Dall’hotel Elder esce armato: «Quando ho lasciato la stanza ho messo il coltello nella tasca della mia felpa. Avevo una sensazione di paura e ansia per dover incontrare uno spacciatore che poteva arrivare con i suoi amici. È stata una mia decisione e non so se Gabriel ha visto ciò che stavo facendo». Pochi minuti dopo i due americani sono di fronte a due persone: «In un attimo si sono girati e si sono avventati su di noi senza dire una parola, senza qualificarsi come poliziotti», ha sottolineato Elder discostandosi, in parte, dalla versione offerta da Natale Jorth secondo cui Varriale si sarebbe identificato dopo la colluttazione. L’americano prosegue e riferisce nei dettagli come ha sferrato le 11 coltellate al vicebrigadiere: «L’uomo più grande (Cerciello Rega, ndr) era una montagna, mi ha buttato per terra e ha messo il suo peso su di me. Ero con la schiena sull’asfalto, ricordo le sue mani sul petto e poi sul collo con una pressione come se stesse cercando di soffocarmi mentre tentavo di divincolarmi. Ho provato panico e ho pensato volesse uccidermi. Perciò istintivamente ho preso il coltello e l’ho colpito per togliermelo di dosso. Non pensavo a nulla ero solo terrorizzato. È durato tutto pochi secondi. Ho avuto l’impressione che stesse cercando qualcosa. Dopo alcuni colpi mi ha afferrato la mano dove tenevo il coltello e ha cercato di rivolgerla verso di me. Ho cambiato mano e ho continuato a colpirlo. La mia volontà era liberarmi dal peso di quella persona».

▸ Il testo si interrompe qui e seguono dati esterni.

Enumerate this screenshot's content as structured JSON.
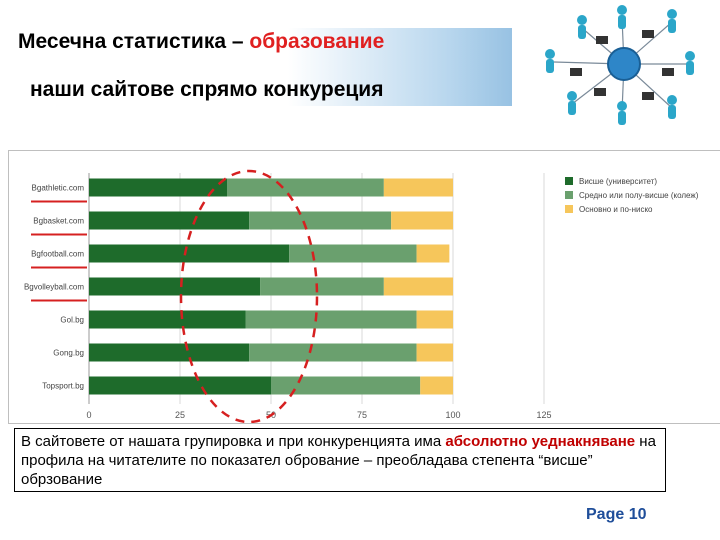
{
  "header": {
    "title_black": "Месечна статистика – ",
    "title_red": "образование",
    "subtitle": "наши сайтове спрямо конкуреция"
  },
  "chart_data": {
    "type": "bar",
    "orientation": "horizontal",
    "stacked": true,
    "categories": [
      "Bgathletic.com",
      "Bgbasket.com",
      "Bgfootball.com",
      "Bgvolleyball.com",
      "Gol.bg",
      "Gong.bg",
      "Topsport.bg"
    ],
    "series": [
      {
        "name": "Висше (университет)",
        "color": "#1e6b2b",
        "values": [
          38,
          44,
          55,
          47,
          43,
          44,
          50
        ]
      },
      {
        "name": "Средно или полу-висше (колеж)",
        "color": "#6aa06e",
        "values": [
          43,
          39,
          35,
          34,
          47,
          46,
          41
        ]
      },
      {
        "name": "Основно и по-ниско",
        "color": "#f6c65b",
        "values": [
          19,
          17,
          9,
          19,
          10,
          10,
          9
        ]
      }
    ],
    "xticks": [
      0,
      25,
      50,
      75,
      100,
      125
    ],
    "xlim": [
      0,
      125
    ],
    "grid": true,
    "legend_position": "right"
  },
  "annotation": {
    "text_1": "В сайтовете от нашата групировка и при конкуренцията има ",
    "text_red_1": "абсолютно уеднакняване",
    "text_2": " на  профила на читателите по показател обрование – преобладава степента “висше” обрзование"
  },
  "footer": {
    "page_label": "Page 10"
  },
  "colors": {
    "accent_red": "#e02020",
    "page_blue": "#1f4e9a",
    "marker_red": "#d62020"
  }
}
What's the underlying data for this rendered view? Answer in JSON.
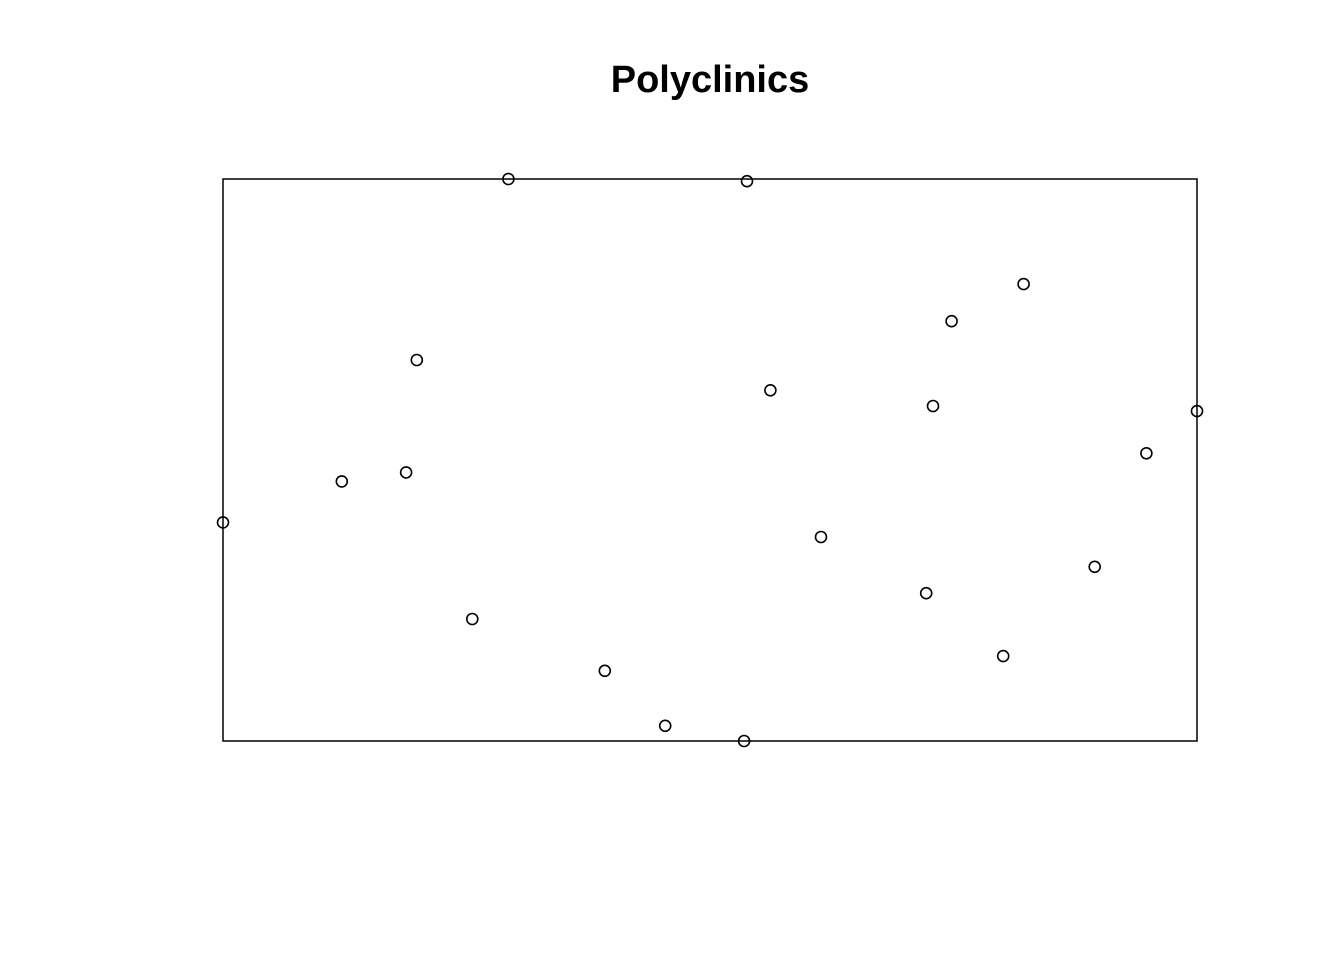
{
  "chart_data": {
    "type": "scatter",
    "title": "Polyclinics",
    "xlabel": "",
    "ylabel": "",
    "axes_visible": false,
    "grid": false,
    "xlim": [
      0,
      100
    ],
    "ylim": [
      0,
      100
    ],
    "marker": "open-circle",
    "marker_color": "#000000",
    "frame_color": "#000000",
    "points": [
      {
        "x": 29.3,
        "y": 100.0
      },
      {
        "x": 53.8,
        "y": 99.6
      },
      {
        "x": 82.2,
        "y": 81.3
      },
      {
        "x": 74.8,
        "y": 74.7
      },
      {
        "x": 19.9,
        "y": 67.8
      },
      {
        "x": 56.2,
        "y": 62.4
      },
      {
        "x": 72.9,
        "y": 59.6
      },
      {
        "x": 100.0,
        "y": 58.7
      },
      {
        "x": 94.8,
        "y": 51.2
      },
      {
        "x": 18.8,
        "y": 47.8
      },
      {
        "x": 12.2,
        "y": 46.2
      },
      {
        "x": 0.0,
        "y": 38.9
      },
      {
        "x": 61.4,
        "y": 36.3
      },
      {
        "x": 89.5,
        "y": 31.0
      },
      {
        "x": 72.2,
        "y": 26.3
      },
      {
        "x": 25.6,
        "y": 21.7
      },
      {
        "x": 80.1,
        "y": 15.1
      },
      {
        "x": 39.2,
        "y": 12.5
      },
      {
        "x": 45.4,
        "y": 2.7
      },
      {
        "x": 53.5,
        "y": 0.0
      }
    ]
  }
}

Elder ci riesce e scappa mentre Mario Cerciello Rega muore dissanguato in pochi secondi. E infine il tentativo di difendersi: «Non ho mai pensato che un pusher potesse chiamare la polizia. Negli Usa non accade». I due americani fuggono in albergo. Un paio d’ore dopo li arrestano: «Quando mi hanno portato in caserma ho sentito delle persone che urlavano e mi hanno sputato. Non sono stato trattato nel modo giusto ma oggi ammetto che posso capire i colleghi di Cerciello; un loro amico era appena morto e la loro reazione è umanamente comprensibile».